Last night, IAVA’s Legislative Team was busy monitoring the surprisingly busy and heated activities on the U.S. Senate floor late into the night as the new Republican majority sought to quickly begin moving legislation and honoring their commitment to allow more debate and amendments on bills under their leadership. As the new Majority Leader, Sen. Mitch McConnell (R-Ky.) mentioned repeatedly, the Senate took more votes yesterday on amendments for one bill than it did on all bills last year under the former Majority Leader, Sen. Harry Reid (D-Nev.).
Yesterday’s vote-o-rama was on a bill related to approval of the Keystone XL oil pipeline. However, the reason IAVA’s Legislative Team was monitoring the debate so closely was because Senate leadership had indicated that they may take up the Clay Hunt SAV Act – IAVA’s and the post-9/11 veterans community’s top priority in 2014 and into early 2015 – immediately after the Senate finished its work on the Keystone bill. And with the Senate working so late into the night to get through debate, amendments, and votes on Keystone, there was a very real possibility that they could have wrapped up work on the bill and squeezed in a quick unanimous vote on the SAV Act to finish off the night on a positive, bipartisan note. Therefore, the Legislative Team stayed up, active, and engaged. Semper paratas, as the Coast Guard says.
While the SAV Act vote did not go down, some heated and surprising political drama did. After noting the absence of a quorum (i.e. majority of senators present) necessary to proceed with amendment votes and pass the bill, the Presiding Officer of the Senate suddenly and unexpectedly ordered the Sergeant-at-Arms – the only law enforcement officer who can arrest sitting members of Congress – to compel attendance of absent senators.
If you’ve seen season two of House of Cards, you’ll remember this maneuver also being employed in a dramatic scene in which Vice President Underwood takes over as Presiding Officer of the Senate and orders the Sergeant-at-Arms to compel attendance for a contentious vote. We then see arrested fictitious senators being carried into the Senate chamber against their will, which can technically happen – and has in the past!
For example, during a controversial and tense vote on the Senate floor in 1988, then-Senate Majority Leader Robert Byrd (D-W.Va.) ordered the Sergeant-at-Arms to compel attendance of absent Republican senators for a quorum call. As one US News article reported on the matter, “One such Republican, Sen. Robert Packwood, R-Ore., was carried feet first into the chamber after, acting off a tip from a cleaning lady, the sergeant discovered that he was hiding in his office and his office door frame had to be physically removed to retrieve him.”

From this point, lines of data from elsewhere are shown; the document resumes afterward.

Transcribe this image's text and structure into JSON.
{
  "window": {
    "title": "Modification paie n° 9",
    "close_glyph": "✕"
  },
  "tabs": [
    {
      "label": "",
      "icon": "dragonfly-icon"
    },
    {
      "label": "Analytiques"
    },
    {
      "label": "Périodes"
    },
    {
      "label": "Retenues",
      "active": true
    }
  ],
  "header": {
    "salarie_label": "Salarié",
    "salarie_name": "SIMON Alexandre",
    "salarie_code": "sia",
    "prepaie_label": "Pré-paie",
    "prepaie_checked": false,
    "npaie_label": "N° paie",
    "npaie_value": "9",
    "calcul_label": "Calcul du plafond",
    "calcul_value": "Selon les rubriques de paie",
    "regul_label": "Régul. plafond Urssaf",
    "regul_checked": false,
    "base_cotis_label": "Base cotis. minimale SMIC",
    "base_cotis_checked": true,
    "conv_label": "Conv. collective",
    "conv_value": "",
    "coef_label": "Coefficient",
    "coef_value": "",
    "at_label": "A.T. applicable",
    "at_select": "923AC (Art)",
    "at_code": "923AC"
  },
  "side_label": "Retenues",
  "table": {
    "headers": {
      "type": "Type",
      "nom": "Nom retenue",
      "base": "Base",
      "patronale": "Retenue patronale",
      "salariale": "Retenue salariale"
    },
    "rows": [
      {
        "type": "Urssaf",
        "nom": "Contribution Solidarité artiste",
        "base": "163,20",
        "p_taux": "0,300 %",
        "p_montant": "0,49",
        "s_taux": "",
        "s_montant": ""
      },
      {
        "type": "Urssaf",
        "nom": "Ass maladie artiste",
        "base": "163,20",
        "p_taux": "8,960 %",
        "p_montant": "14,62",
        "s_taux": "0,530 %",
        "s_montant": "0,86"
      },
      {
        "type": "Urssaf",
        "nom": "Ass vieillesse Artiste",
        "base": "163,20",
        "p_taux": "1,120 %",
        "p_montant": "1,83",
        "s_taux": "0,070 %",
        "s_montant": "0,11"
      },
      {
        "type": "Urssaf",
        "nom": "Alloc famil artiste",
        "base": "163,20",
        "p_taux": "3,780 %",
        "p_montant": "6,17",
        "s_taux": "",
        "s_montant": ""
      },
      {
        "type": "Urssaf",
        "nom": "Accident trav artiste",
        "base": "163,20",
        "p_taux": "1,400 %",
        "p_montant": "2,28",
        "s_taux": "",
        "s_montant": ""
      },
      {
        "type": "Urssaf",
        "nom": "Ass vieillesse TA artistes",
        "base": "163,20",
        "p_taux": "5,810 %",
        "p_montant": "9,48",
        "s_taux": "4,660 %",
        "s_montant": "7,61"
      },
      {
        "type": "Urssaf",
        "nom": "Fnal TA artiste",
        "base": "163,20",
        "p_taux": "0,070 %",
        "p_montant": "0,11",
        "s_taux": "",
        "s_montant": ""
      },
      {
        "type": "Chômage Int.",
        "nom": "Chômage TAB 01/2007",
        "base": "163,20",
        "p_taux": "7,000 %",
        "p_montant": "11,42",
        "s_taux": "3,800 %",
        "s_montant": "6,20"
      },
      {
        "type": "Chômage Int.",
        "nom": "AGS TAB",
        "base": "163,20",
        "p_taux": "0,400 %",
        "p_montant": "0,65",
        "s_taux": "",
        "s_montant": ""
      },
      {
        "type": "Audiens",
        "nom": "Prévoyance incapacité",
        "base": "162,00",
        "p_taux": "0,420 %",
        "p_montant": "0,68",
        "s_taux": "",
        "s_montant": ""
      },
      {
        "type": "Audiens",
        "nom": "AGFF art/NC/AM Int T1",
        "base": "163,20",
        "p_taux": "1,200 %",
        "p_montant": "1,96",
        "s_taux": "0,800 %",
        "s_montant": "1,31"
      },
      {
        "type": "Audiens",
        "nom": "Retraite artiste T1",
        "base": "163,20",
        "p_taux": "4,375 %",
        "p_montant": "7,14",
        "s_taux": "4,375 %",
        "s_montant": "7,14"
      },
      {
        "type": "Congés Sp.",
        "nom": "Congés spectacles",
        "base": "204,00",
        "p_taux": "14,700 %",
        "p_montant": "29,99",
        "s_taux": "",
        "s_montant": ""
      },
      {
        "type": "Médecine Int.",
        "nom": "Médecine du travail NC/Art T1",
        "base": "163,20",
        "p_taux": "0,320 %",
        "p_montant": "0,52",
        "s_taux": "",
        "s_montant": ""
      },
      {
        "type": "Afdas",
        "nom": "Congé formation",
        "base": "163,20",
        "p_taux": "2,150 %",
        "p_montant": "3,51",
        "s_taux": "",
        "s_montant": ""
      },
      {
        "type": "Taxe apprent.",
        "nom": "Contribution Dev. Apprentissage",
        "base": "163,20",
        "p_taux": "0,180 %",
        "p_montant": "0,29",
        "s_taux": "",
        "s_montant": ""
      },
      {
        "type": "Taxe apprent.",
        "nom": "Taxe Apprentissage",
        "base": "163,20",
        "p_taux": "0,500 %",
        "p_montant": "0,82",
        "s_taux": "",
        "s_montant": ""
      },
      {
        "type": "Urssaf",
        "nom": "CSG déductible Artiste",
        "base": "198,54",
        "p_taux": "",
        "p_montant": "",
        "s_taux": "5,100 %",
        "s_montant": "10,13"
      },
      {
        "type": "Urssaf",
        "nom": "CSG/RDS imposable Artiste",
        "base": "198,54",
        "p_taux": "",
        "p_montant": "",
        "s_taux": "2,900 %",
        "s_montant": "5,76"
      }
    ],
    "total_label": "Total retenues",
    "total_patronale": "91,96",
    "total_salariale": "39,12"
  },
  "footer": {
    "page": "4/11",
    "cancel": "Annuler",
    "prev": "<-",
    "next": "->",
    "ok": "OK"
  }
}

This level of high drama did not repeat itself again in the Senate last night, since the seriousness of the order to compel attendance itself convinced enough absent senators to voluntarily return to the chamber and participate in votes. However, when they returned Democrats did refuse to consent to proceed with votes on any further amendments, including their own amendments. As a result, Majority Leader McConnell made the decision to shelve five out of six Democratic amendments to the bill and proceed without their own amendments on which they were refusing to cooperate.
Shortly after midnight, leaders on both sides of the aisle agreed to wrap up business for the night – and the week – and return to pick up where they left off on Monday afternoon. Therefore, we now know that the final vote on the Clay Hunt SAV Act will not take place until Monday night at the earliest, after finale votes on the Keystone bill and related amendments are complete.
If Monday sees any more of the Senate drama we witnessed last night, hopefully Frank Underwood will be in town to storm into the Senate chamber and get everyone in line again so that we can finally pass this the Clay Hunt SAV Act into law.